The multitude of Web-services-enablement software generally falls into one of three distinct categories: The first, most common, and conceivably least risky gather mainframe data by navigating the same green screens the user would, either in real time or well in advance of the actual transaction. WRQ Inc.'s Verastream for zSeries adopts this approach. "We allow you to leave the logic alone, leave the data alone, simply get rid of those multiple or arcane text screens, and replace them with a coordinated, consolidated composite interface that's designed with specific users in mind," says Shaun Wolfe, WRQ's president and chief operating officer.
The second category utilizes an IBM API to communicate with a department of the mainframe that IBM calls the Commarea--a sort of common meeting ground where transactions are directed to the appropriate task. This second category creates a type of "wrapper" around classes of transactions, enabling programmers in modern languages such as Java, C++, or C#--or, in the case of Micro Focus International Ltd., a Cobol standard--to address these transactions in an object-oriented fashion. This lets new programs communicate directly with old logic by way of middle-tier middleware.
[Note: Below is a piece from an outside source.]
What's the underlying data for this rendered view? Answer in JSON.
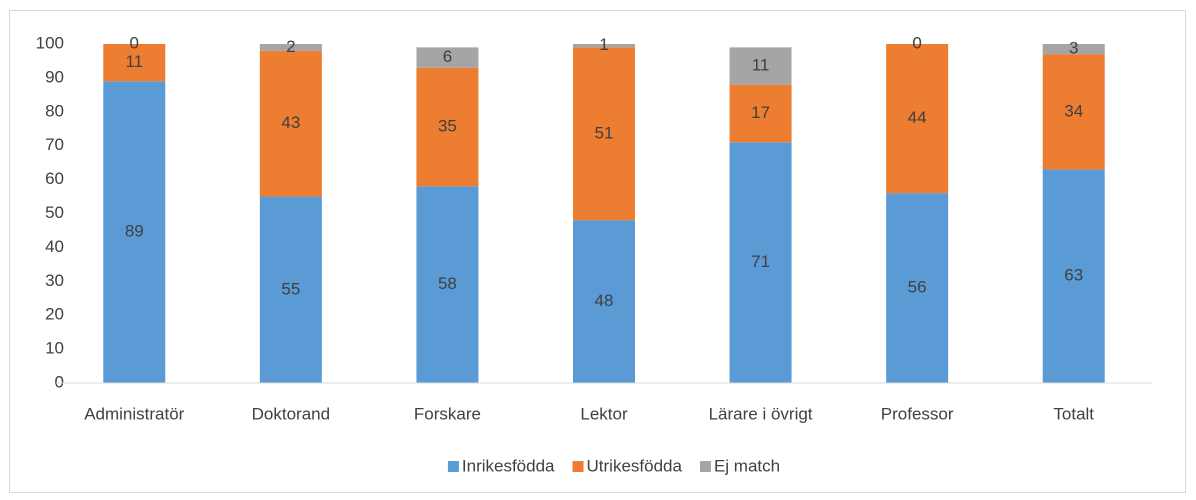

Perhaps the most radical entry in this second category, from a marketing standpoint, is Micro Focus' Web-services development tools for Cobol. Ian Archbell, Micro Focus' VP for product management, softens some of the shock: "It's not so much the fact that it's Cobol," he says. "It's the fact that you've spent years and years investing in those applications. Those applications have real value, but it's hard today to get that new value into new applications."
The focus in mainframe applications, Archbell says, has shifted into new areas such as customer-relationship management. "So how can you actually connect those mainframe applications into new applications, which are often written in new technology [such as] Java or WebSphere?"
The third category of Web-services-enablement software is the one that's generating the most attention, and even some controversy. CommerceQuest Inc.'s Traxion Business Process Management suite "Web-service-enables all CICS resources, and then further gives [customers] the opportunity to create composite services by assembling together these individual services, all from the mainframe and/or from other Web-services-enabled components elsewhere in the network," says Paul Roth, chief technology officer at CommerceQuest. The result is a business process that exposes itself from the mainframe as a Web service, bypassing middleware entirely.